What should European leaders such as Commissioner Verheugen do? First of all, they must consider that businesspeople are more than just sources of project funding. They are generally far superior to bureaucrats at focusing on costs, bringing down the price of goods and services and making their products available to the mass market. More than 40 years after Yuri Gagarin was launched into space, the price of a ticket with a government-developed Russian Soyuz craft today still stands at a hefty monopoly price of $20 million a head, putting spaceflight well beyond the means of the average earthling. However, the success of the private SpaceShipOne has had an immediate impact on prices. Licensing their technology, Richard Branson's Virgin Galactic will from 2007 be offering (admittedly suborbital) spaceflight for just $220,000-a potential spaceflight price decline of nearly 99% in just three years.


Second, European leaders should look at recently passed U.S. legislation, which will regulate the private space-travel industry solely to protect the public interest, and not to ensure spaceship crew and passenger safety. In other words, if you want to risk your life in order to get into space using frontier technology, you may sign a waiver and do so--the law is not going to stop you from putting yourself in danger.


Regulating emerging commercial human spaceflight as a "frontier technology," where accidents may occur, and not as a regular "transportation service" similar to the airline industry, where passengers have a right to be protected from faulty technology, is a very important step. This will lure in prospective investors, who may now receive money from potential space tourists without the fear of subsequent crippling lawsuits if the new cutting edge technology does not work and an accident occurs. For an infant technology such as private human spaceflight, which is potentially dangerous for those who use it but has huge future potential for both businesses and society at large, it is important that it be allowed to mature and pass through "the barnstorming period" without regulation demanding a zero-accident record.

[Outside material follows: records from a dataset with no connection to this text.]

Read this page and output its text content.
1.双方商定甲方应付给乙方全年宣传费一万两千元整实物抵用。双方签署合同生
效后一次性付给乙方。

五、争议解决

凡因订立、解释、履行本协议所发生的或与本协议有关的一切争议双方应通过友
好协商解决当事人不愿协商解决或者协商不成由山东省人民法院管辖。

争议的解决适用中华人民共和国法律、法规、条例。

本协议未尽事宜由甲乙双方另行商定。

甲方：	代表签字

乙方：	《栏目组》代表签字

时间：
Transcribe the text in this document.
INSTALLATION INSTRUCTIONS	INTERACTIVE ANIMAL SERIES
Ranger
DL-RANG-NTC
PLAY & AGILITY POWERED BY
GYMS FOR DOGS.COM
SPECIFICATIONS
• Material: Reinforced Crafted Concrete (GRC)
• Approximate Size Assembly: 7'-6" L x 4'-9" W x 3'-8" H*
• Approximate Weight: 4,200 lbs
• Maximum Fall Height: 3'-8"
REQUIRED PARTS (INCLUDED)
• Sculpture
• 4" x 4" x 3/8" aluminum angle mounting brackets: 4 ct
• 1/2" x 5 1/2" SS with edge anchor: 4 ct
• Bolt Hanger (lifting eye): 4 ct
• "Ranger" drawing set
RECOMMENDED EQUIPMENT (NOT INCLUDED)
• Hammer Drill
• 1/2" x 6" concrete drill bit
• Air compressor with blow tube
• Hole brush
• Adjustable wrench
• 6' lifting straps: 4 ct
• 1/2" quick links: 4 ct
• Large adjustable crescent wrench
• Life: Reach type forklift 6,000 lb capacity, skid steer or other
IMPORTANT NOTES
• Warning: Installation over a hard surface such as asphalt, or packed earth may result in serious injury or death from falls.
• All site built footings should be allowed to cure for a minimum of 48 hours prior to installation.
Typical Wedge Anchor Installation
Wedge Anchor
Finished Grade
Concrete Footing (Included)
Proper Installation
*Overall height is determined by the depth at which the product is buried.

Third, the Ansari X prize, which was modeled after the $25,000 Orteig prize that Charles Lindbergh won in 1927, thereby establishing trans-Atlantic aviation, proved that high technological goals can be achieved in the 21st century by unleashing entrepreneurial energy. Commissioner Verheugen and the EU ought, in the absence of private European money being put forward, to find the money in their nearly 100 billion euro budget to offer a financial prize to European space entrepreneurs of a magnitude to what Mr. Bigelow is offering Americans for putting people into orbit in a private commercial spacecraft. Surely, there can be no better way, as the European space policy also aims at luring more young European scientists and engineers into careers in the space sector, than assisting in bringing down the price of a live glimpse of space.